Tucker & Dale Fightent le Mal

de Eli Craig

Le slasher est un genre moribond. Il a été retourné dans tous les sens depuis le début des années 70. Il est passé par les chefs-d’œuvre (Massacre à la Tronçonneuse, Halloween), par les nanars (Vendredi 13 & co), par les parodies (Scream) jusqu’au point limite qu’est la mise en abyme de The Devil’s Rejects. Le vrai problème étant de savoir comment continuer à raconter des histoires d’ados débiles se faisant trucider par des tueurs sadiques et dégénérés. Hollywood ne se pose pas vraiment la question, produisant des remakes à la pelle, tous plus minables les uns que les autres (le fond étant touché par le Vendredi 13 torché par l’impayable Marcus Nispel).

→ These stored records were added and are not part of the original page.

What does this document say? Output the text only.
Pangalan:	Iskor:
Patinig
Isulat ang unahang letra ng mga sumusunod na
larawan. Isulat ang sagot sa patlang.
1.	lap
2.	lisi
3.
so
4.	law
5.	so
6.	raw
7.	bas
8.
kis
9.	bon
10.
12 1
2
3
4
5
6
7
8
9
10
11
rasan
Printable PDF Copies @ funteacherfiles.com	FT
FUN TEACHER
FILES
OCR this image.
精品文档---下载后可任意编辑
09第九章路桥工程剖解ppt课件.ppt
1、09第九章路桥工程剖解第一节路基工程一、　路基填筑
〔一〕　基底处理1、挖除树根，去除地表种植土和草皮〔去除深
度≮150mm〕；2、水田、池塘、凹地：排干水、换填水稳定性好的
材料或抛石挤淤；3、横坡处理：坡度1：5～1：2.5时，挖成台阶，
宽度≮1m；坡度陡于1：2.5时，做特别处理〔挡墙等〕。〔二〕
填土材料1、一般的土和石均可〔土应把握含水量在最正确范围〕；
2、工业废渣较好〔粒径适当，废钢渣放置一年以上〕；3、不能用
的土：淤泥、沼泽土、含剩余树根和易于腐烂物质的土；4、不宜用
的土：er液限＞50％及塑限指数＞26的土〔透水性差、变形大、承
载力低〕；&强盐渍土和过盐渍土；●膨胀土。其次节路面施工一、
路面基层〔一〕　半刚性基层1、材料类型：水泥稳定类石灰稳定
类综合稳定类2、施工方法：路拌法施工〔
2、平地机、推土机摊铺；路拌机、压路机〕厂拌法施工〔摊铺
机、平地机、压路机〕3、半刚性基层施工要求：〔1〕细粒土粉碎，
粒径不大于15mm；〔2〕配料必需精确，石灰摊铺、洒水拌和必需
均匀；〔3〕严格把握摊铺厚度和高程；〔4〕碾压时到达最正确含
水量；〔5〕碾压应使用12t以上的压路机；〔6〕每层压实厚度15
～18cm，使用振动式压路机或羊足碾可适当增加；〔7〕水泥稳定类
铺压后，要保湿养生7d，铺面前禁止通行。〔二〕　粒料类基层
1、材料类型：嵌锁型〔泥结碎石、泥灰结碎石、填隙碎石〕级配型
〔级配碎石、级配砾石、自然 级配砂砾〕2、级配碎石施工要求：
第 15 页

Sur le papier Tucker & Dale VS Evil ne paye pas de mine. Cela sent la parodie bien grasse avec une seule idée un peu basique : inverser les rôles. Les héros sont ici deux bons ploucs, deux « rednecks » du genre de ceux qui terrorisent habituellement les braves petits enfants de l’Amérique. Au mieux on peut espérer une histoire d’amitié rustaude héritée du duo Simon Pegg / Nick Frost de Shaun of the Dead et Hot Fuzz. Impossible, d’ailleurs, de ne pas penser à Shaun of the Dead dans ce mélange entre humour burlesque, hommages sincères et scènes gores spectaculaires.

Heureusement, le film d’Eli Craig ne se contente pas de se reposer sur un point de départ rigolo. Il l’exploite à fond, jusqu’à l’absurdité totale, avant d’en faire surgir toute la saveur et la tendresse. La tendresse oui, pour un genre, pour des personnages, pour un univers qui n’a jamais volé bien haut mais qui a pourtant marqué l’histoire du cinéma. Certes, il faut connaître un peu ses classiques pour apprécier Tucker & Dale, mais ce n’est pas non plus un amusement pour quelques heureux élus. Les gags s’enchaînent et s’avèrent fréquemment inoubliables (la ruche, « We have your friend ! »). La bêtise, adorable ou dangereuse, de tous les protagonistes réjouit du début à la fin.

Le duo principal est évidemment le coeur palpitant du métrage et il ne faut pas longtemps pour les aimer d’amour. Bien vite, c’est le gros Dale qui s’affirme comme le véritable héros et sa relation avec la craquante godiche blonde ne peut que nous faire fondre. Autour d’eux les accidents stupides s’accumulent et la boucherie la plus folle découle d’un simple malentendu. Pour les amateurs de message, il y a bien là un discours sur la tolérance et le dépassement des préjugés, mais il est très accessoire. L’essentiel ? Une comédie géniale, à la fois le meilleur slasher depuis des lustres et peut-être le « feel good movie » de l’année.


La Taupe

de Tomas Alfredson

Le premier grand film de l’année 2012 ne paye pas de mine. D’ailleurs, techniquement parlant, c’est encore un grand film de 2011, qui a culminé tout en haut des classements de la presse outre-Manche. Pas de quoi s’enthousiasmer cependant pour une adaptation de John Le Carré, loin d’être l’écrivain le plus passionnant du siècle dernier. Mais ses trames d’espionnage ont tout pour être de parfaites matrices de suspense cinématographique hors pair. Du moment que l’élément essentiel, la mise en scène, est à la hauteur. Miracle, donc, puisque La Taupe bénéficie de l’immense talent de Tomas Alfredson, remarqué pour le film de vampires le plus réussi de ces dernières années : Let The Right One In. Plus mobile, plus nerveuse, sa réalisation n’en perd pas pour autant ses fondamentaux : un sens renversant du cadre, une lisibilité apaisante, un montage exemplaire, le bon choix pour la bonne idée. Il en découle un chef-d’œuvre de mise en scène pure.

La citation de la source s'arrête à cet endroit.